All confirmed or suspect outbreaks of gastroenteritis shall be reported to the local Health Unit. Notification should be done by phone.
Outbreaks of gastrointestinal illness in institutions are most frequently caused by viruses such as noroviruses, rotaviruses, and rarely other viruses. However, bacteria and other pathogens may cause outbreaks as well.
The clinical presentation is dependent on aetiology; however, the most common presentation of gastroenteritis is, but is not limited to, abdominal pain, vomiting, diarrhea that is unusual or different for the patient/resident without other recognized aetiology, along with nausea, headache, chills, fever and/or myalgia.
Modes of Transmission
Primarily transmitted through fecal-oral route. May also be transmitted from person-to-person, foodborne, waterborne and droplet contact of vomitus (for norovirus). Transmission may also occur through contact with fomites.
Varies depending on the agent.
Period of Communicability
Varies depending on the agent.
All persons are susceptible.
Diagnosis and Laboratory Testing
Laboratory diagnosis depends on the aetiologic agent.
Clinical specimens should be collected from symptomatic cases early in the course of clinical illness to increase the likelihood of detecting a causative agent.

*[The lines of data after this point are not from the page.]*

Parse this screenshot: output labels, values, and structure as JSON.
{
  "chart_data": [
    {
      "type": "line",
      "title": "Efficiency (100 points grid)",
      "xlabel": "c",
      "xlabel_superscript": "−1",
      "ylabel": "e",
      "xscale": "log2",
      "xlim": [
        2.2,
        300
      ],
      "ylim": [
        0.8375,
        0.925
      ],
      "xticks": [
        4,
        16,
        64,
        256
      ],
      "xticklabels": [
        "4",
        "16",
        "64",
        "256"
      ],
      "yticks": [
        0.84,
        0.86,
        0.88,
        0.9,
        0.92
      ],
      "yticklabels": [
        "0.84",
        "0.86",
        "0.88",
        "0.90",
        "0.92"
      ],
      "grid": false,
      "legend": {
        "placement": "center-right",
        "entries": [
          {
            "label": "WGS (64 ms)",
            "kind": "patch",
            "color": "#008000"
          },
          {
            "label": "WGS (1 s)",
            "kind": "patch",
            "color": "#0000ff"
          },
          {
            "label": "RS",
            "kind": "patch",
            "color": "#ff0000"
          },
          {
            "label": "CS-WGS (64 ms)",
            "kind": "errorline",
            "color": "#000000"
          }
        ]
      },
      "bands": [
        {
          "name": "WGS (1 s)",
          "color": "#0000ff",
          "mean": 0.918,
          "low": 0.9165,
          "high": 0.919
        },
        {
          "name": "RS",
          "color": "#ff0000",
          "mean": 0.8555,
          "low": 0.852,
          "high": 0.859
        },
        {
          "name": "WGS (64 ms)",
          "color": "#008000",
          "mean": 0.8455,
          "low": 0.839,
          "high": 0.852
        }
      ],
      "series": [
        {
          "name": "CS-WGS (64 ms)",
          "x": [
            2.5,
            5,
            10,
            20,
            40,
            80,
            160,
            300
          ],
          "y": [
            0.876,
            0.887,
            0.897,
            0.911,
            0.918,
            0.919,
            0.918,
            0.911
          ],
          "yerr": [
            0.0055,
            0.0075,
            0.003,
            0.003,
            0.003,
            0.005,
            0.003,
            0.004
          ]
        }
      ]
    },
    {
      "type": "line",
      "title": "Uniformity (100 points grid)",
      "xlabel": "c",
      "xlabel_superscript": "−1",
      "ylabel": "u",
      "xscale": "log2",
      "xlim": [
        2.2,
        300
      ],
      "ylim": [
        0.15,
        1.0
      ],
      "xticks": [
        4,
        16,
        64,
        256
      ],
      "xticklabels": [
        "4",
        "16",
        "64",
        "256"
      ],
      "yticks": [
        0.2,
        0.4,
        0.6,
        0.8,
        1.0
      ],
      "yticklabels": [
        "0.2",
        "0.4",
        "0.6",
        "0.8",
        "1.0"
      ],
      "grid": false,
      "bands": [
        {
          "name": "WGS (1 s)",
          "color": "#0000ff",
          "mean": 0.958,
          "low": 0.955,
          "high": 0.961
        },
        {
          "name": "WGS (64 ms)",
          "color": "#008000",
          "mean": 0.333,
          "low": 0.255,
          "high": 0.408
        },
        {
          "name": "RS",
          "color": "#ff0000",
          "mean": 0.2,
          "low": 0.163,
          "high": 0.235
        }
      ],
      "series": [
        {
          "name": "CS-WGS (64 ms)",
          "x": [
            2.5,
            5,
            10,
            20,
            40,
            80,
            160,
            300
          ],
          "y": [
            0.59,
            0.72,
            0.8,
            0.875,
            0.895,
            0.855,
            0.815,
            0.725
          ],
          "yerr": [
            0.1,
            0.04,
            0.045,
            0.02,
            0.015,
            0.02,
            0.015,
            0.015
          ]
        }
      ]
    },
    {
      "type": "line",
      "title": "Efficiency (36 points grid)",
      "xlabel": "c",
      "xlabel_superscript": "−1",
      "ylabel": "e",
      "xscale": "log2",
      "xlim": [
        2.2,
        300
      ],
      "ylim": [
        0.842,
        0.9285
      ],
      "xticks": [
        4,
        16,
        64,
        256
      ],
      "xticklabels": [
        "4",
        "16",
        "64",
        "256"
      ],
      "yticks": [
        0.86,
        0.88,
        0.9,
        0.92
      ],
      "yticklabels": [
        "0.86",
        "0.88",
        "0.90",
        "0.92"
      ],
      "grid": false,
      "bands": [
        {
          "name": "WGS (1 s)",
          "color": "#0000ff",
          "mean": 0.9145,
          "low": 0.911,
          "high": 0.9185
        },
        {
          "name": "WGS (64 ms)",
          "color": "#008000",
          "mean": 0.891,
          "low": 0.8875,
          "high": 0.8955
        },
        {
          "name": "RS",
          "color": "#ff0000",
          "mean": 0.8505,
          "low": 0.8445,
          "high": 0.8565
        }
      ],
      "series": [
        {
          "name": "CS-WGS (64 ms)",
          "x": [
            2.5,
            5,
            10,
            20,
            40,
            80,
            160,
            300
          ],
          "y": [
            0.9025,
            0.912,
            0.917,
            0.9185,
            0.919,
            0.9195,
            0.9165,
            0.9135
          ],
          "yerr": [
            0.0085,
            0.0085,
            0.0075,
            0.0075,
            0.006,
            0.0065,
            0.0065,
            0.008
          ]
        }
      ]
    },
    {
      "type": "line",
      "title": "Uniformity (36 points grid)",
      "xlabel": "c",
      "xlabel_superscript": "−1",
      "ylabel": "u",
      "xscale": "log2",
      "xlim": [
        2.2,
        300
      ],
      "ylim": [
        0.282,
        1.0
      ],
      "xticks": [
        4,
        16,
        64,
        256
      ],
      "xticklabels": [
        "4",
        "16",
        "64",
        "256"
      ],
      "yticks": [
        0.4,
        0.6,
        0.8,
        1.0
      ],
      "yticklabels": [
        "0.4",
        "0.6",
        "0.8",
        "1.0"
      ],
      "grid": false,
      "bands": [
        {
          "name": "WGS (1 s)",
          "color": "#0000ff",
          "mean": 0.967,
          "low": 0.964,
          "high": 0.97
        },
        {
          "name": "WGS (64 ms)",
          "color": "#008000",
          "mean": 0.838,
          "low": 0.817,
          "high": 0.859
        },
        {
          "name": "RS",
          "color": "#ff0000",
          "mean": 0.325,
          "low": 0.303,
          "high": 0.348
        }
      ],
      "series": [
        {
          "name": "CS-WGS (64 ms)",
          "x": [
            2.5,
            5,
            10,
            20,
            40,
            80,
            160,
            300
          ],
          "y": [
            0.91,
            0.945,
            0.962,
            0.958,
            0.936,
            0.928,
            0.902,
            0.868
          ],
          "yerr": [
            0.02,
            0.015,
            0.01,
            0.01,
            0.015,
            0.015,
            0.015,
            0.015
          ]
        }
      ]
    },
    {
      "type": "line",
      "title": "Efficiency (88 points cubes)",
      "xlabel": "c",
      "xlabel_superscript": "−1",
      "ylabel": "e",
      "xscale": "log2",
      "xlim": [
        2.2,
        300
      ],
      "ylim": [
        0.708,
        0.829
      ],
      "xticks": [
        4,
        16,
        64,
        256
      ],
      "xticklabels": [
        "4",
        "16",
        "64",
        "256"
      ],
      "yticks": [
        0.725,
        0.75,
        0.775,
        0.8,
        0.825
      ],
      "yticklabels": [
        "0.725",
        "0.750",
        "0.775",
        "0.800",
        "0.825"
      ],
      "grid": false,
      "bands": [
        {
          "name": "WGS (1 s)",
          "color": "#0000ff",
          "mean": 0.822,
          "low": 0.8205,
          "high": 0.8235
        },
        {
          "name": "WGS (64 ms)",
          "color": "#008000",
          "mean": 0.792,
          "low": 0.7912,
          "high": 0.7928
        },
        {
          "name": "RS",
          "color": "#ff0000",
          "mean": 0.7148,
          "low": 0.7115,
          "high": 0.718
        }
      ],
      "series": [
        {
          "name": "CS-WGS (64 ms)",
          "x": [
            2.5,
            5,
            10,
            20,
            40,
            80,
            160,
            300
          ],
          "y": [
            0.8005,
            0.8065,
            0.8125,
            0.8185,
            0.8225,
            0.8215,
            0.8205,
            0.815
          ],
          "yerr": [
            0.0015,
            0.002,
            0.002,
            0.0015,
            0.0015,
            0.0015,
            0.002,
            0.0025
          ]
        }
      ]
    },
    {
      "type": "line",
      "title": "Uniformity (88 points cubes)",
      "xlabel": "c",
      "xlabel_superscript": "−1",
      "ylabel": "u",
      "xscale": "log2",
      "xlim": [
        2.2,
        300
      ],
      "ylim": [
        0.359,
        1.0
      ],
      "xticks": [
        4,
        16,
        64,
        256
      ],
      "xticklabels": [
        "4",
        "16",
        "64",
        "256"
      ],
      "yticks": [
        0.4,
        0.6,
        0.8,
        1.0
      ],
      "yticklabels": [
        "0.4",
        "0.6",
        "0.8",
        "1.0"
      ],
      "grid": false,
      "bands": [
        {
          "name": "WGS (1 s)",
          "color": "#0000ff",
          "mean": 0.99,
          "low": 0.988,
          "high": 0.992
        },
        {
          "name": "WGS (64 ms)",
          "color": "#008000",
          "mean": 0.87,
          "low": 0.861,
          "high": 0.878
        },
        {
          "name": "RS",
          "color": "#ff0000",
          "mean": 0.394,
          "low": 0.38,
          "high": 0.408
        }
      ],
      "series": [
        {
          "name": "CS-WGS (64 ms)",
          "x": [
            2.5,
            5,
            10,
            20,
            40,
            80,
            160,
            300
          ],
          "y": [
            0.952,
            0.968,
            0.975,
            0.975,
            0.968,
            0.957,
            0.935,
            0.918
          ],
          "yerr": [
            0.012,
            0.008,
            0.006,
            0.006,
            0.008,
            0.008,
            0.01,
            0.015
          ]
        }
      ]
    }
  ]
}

For institutions and public hospitals who implement a food retention policy, 200 grams of potentially hazardous food samples from each meal, frozen at or below -18°C, for 10 days can be submitted to the laboratory for testing if a bacterial pathogen is suspected. If the causative agent of the outbreak is suspected or confirmed to be caused by norovirus, laboratory testing of food retention samples is not recommended.
Treatment and Case Management
Treatment of individual cases is under the direction of the attending health care provider. Refer to the Recommendations for the Control of Gastroenteritis Outbreaks in Long-Term Care Homes to manage the outbreak.
Whenever there are two cases of infectious gastroenteritis within 48 hours in a specific area such as a unit or floor, an outbreak should be suspected. Early recognition of cases, timely specimen collection, communicating to staff and implementing appropriate control measures can have a positive impact on the course of the outbreak.
An outbreak can be declared at any time by the Medical Officer of Health (or their designate), the Medical Director or the Director of Care for the facility. Laboratory confirmation of an organism is not required to declare an outbreak.
Ongoing monitoring will include: surveillance of residents/patients and staff to identify new cases, monitoring the status of ill residents and staff, monitoring the use of additional precautions/control measures, and implementing control measures for visitors.
Public Health staff will collaborate with the facility and provide guidance and support to the infection control practitioner.
Heymann, D.L. Control of Communicable Disease Manual (19th Ed.). Washington, American Public Health Association.